In caso di grave penuria già sopraggiunta o imminente verranno avviate le misure già predisposte, come ad esempio l’accesso alle scorte obbligatorie
Red. Online
17.03.2026 17:21

Si è riunito oggi il Comitato direttivo per la sicurezza dell’approvvigionamento energetico sotto la guida del capo del Dipartimento federale dell’economia, della formazione e della ricerca (DEFR), il presidente della Confederazione Guy Parmelin, e il capo del Dipartimento federale dell’ambiente, dei trasporti, dell’energia e delle comunicazioni (DATEC), il consigliere federale Albert Rösti. Il comitato di esperti ribadisce che al momento attuale l’approvvigionamento energetico della Svizzera non è a rischio.

I passi successivi

L’escalation in Medio Oriente ha portato a un aumento dei prezzi dell’energia e sta già avendo un impatto sensibile sulle forniture energetiche globali. Allo stesso tempo, in Svizzera l’approvvigionamento energetico è attualmente al sicuro. Il comitato si riunirà nuovamente non appena si prospetterà un cambiamento della situazione. I diversi attori responsabili intendono affrontare le sfide congiuntamente.
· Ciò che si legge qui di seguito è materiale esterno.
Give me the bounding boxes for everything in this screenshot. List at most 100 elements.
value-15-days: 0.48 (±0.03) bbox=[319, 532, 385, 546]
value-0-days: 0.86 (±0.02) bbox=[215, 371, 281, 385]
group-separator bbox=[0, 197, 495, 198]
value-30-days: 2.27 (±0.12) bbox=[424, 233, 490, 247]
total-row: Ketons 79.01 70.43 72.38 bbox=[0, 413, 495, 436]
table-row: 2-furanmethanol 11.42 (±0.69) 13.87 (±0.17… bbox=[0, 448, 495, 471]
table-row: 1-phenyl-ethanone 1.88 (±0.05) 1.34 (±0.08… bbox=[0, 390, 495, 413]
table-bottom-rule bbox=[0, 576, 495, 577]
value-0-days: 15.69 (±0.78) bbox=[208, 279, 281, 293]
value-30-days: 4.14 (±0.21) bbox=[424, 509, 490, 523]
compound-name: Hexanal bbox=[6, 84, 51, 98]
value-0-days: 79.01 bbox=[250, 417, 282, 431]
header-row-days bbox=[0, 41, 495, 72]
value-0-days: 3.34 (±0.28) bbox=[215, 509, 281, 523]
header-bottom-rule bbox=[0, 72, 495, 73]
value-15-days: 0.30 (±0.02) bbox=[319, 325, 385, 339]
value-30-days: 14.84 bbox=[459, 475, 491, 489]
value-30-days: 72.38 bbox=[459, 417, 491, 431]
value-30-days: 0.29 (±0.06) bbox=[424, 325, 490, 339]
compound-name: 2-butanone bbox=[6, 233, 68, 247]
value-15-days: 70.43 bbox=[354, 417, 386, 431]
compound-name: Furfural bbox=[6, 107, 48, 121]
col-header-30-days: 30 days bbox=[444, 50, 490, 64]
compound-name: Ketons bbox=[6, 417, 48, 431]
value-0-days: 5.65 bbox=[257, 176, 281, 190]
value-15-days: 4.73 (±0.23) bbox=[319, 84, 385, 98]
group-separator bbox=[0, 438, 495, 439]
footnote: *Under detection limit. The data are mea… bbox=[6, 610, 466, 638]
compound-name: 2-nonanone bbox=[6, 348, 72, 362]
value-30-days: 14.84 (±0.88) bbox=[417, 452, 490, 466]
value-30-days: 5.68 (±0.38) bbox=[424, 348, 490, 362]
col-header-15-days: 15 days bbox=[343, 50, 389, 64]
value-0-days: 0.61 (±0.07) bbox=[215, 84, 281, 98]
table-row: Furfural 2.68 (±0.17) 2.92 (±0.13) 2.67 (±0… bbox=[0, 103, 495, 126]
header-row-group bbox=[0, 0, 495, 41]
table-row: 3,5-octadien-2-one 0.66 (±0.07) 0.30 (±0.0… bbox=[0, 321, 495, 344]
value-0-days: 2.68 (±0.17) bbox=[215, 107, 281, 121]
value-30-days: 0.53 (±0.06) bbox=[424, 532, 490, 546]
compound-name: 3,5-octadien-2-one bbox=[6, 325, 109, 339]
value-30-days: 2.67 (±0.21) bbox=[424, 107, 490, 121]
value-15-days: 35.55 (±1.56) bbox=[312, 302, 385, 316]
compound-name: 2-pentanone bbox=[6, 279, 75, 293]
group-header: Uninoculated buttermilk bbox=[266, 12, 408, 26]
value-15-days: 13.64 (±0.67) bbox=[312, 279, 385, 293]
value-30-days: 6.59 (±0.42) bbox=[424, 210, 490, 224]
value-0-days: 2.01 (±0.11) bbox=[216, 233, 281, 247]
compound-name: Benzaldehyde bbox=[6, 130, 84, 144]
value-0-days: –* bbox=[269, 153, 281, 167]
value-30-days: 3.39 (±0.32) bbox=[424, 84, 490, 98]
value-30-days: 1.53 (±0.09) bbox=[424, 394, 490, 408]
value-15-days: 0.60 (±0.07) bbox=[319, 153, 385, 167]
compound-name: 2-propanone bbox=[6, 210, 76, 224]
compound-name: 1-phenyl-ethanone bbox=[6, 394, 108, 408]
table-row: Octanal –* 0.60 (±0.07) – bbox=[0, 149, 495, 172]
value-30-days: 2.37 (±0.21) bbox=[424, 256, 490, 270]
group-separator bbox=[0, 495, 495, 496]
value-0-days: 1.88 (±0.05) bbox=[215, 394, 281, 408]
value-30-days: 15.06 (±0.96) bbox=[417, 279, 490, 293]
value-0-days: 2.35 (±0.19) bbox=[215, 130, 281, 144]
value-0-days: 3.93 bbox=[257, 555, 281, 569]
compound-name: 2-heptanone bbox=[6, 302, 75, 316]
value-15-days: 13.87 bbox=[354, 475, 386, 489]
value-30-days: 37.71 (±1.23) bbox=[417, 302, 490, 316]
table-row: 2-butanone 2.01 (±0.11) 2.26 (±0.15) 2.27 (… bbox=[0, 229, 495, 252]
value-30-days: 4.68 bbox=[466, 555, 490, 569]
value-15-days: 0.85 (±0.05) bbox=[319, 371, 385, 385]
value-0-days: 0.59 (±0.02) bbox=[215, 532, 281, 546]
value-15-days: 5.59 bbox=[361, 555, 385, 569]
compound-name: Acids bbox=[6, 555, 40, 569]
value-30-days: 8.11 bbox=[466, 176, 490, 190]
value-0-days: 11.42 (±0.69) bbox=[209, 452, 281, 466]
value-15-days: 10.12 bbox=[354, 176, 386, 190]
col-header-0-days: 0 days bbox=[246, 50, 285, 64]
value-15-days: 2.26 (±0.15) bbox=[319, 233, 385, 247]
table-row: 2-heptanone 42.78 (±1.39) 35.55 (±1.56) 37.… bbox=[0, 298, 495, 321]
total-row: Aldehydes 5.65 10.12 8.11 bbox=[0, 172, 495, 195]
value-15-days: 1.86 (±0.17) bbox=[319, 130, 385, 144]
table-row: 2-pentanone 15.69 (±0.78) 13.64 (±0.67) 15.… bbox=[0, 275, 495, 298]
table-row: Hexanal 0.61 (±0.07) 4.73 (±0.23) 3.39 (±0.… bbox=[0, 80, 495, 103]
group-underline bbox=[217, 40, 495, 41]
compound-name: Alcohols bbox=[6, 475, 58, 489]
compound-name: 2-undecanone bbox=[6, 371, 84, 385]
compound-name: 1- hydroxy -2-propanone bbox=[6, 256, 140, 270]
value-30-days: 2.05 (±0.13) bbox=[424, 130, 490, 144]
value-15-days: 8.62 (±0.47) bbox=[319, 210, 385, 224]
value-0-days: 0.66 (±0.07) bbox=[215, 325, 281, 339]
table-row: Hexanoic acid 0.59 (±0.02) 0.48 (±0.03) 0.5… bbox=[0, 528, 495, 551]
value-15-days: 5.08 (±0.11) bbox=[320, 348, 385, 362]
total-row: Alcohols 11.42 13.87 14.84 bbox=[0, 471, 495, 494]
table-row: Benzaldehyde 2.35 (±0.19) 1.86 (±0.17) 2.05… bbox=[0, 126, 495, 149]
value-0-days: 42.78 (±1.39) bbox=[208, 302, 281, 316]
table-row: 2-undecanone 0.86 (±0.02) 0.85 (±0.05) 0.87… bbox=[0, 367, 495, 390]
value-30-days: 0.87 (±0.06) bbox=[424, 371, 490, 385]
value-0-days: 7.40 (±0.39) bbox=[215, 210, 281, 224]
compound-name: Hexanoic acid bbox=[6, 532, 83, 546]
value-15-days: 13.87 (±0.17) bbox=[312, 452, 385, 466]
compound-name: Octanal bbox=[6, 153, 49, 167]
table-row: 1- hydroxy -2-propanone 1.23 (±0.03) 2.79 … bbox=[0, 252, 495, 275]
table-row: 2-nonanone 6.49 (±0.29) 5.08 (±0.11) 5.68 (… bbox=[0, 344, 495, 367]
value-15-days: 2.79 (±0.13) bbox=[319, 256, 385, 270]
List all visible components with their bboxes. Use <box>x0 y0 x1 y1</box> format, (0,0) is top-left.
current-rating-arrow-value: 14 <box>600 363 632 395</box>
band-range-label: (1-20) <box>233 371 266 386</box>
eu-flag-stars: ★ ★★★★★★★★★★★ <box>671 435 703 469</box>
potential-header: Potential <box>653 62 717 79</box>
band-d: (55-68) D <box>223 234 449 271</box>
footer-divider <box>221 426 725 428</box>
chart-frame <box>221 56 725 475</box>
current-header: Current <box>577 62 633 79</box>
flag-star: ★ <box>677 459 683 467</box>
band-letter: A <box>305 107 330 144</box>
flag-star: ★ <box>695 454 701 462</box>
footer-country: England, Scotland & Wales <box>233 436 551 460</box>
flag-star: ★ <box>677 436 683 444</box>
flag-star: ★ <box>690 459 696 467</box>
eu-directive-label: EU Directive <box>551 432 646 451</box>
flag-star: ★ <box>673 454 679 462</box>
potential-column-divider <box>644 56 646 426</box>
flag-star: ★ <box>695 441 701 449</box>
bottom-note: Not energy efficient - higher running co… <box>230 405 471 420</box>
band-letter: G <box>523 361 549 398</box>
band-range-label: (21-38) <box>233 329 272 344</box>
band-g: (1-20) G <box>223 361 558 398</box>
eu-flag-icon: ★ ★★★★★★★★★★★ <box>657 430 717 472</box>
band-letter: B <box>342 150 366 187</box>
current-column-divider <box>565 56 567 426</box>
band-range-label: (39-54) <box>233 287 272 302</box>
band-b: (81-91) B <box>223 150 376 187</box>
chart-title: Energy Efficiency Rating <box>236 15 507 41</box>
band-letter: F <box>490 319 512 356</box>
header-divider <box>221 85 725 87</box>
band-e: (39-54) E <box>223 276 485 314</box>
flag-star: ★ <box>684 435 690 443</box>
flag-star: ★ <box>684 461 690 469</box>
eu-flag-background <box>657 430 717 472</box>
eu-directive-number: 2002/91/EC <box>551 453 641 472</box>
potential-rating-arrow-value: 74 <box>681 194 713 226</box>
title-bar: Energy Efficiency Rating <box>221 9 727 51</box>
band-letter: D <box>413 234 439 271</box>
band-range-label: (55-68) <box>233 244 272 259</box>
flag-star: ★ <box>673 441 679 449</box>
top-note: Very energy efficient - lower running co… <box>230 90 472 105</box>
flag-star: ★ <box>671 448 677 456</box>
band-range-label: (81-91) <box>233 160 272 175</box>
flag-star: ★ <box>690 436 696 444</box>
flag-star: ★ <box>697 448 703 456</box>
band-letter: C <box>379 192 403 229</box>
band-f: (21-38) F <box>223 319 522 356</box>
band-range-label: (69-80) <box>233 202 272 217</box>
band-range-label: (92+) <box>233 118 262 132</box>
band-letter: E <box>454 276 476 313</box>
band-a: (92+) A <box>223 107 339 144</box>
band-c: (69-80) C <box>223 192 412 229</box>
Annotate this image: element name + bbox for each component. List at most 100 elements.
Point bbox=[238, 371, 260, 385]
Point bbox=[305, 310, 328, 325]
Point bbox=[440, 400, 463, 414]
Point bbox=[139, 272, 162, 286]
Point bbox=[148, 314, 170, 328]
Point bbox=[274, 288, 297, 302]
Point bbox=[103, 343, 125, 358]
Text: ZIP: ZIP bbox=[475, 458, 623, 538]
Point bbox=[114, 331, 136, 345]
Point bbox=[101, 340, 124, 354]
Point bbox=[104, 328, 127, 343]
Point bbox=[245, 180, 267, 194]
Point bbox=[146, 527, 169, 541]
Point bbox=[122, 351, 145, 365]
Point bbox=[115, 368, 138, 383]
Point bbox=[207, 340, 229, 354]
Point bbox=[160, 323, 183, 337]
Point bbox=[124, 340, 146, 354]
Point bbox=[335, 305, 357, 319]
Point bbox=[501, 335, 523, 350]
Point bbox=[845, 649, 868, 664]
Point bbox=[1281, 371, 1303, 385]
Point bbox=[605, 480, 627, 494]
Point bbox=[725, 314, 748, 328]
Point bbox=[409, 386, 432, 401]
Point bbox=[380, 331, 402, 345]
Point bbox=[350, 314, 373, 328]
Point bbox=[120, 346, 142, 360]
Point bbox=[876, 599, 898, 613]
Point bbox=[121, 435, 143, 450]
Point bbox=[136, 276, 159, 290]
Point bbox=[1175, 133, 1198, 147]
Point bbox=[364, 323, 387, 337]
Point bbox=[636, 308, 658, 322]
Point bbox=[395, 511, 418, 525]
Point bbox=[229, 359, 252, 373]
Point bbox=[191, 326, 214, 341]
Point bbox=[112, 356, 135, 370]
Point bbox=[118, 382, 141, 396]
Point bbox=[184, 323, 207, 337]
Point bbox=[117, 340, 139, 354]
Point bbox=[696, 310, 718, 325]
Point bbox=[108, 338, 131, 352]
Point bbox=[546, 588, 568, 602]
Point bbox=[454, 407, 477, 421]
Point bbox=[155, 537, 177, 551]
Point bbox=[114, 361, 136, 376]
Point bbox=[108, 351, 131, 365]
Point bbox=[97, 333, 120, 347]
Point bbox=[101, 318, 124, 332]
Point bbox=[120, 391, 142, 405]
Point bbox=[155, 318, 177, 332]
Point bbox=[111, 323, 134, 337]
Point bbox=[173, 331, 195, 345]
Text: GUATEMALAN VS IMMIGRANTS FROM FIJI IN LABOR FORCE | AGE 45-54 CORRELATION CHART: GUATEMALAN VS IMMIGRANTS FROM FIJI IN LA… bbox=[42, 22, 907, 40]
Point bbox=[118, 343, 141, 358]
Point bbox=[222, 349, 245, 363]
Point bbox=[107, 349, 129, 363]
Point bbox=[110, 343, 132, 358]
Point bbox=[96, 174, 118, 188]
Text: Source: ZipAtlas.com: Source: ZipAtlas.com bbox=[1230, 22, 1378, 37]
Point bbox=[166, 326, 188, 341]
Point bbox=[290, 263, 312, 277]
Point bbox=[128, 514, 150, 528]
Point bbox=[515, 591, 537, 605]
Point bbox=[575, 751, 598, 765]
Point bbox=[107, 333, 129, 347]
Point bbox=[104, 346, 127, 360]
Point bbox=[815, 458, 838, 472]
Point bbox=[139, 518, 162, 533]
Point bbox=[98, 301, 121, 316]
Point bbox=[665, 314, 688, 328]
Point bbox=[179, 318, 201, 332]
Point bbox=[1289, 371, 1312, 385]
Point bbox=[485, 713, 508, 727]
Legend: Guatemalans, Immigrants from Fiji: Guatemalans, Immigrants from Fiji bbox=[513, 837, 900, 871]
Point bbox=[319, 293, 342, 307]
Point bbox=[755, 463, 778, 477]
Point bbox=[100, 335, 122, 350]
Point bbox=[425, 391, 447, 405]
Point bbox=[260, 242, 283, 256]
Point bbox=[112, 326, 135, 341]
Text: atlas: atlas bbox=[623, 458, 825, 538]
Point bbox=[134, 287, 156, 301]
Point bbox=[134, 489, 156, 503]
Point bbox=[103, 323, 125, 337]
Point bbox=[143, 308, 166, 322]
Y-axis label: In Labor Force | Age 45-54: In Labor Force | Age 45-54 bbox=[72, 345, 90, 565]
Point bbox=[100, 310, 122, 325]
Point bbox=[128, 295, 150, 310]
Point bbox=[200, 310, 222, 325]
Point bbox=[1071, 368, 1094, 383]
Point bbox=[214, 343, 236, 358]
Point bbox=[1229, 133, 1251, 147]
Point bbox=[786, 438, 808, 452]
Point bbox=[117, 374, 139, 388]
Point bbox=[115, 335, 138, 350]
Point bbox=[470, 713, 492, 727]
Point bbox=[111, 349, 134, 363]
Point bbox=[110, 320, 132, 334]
Nessun intervento sul mercato

Vista l’attuale stabilità dell’approvvigionamento in Svizzera, il Consiglio federale non dispone di alcuna base legale per intervenire sul mercato. In caso di grave penuria già sopraggiunta o imminente verranno avviate le misure già predisposte, come ad esempio l’accesso alle scorte obbligatorie.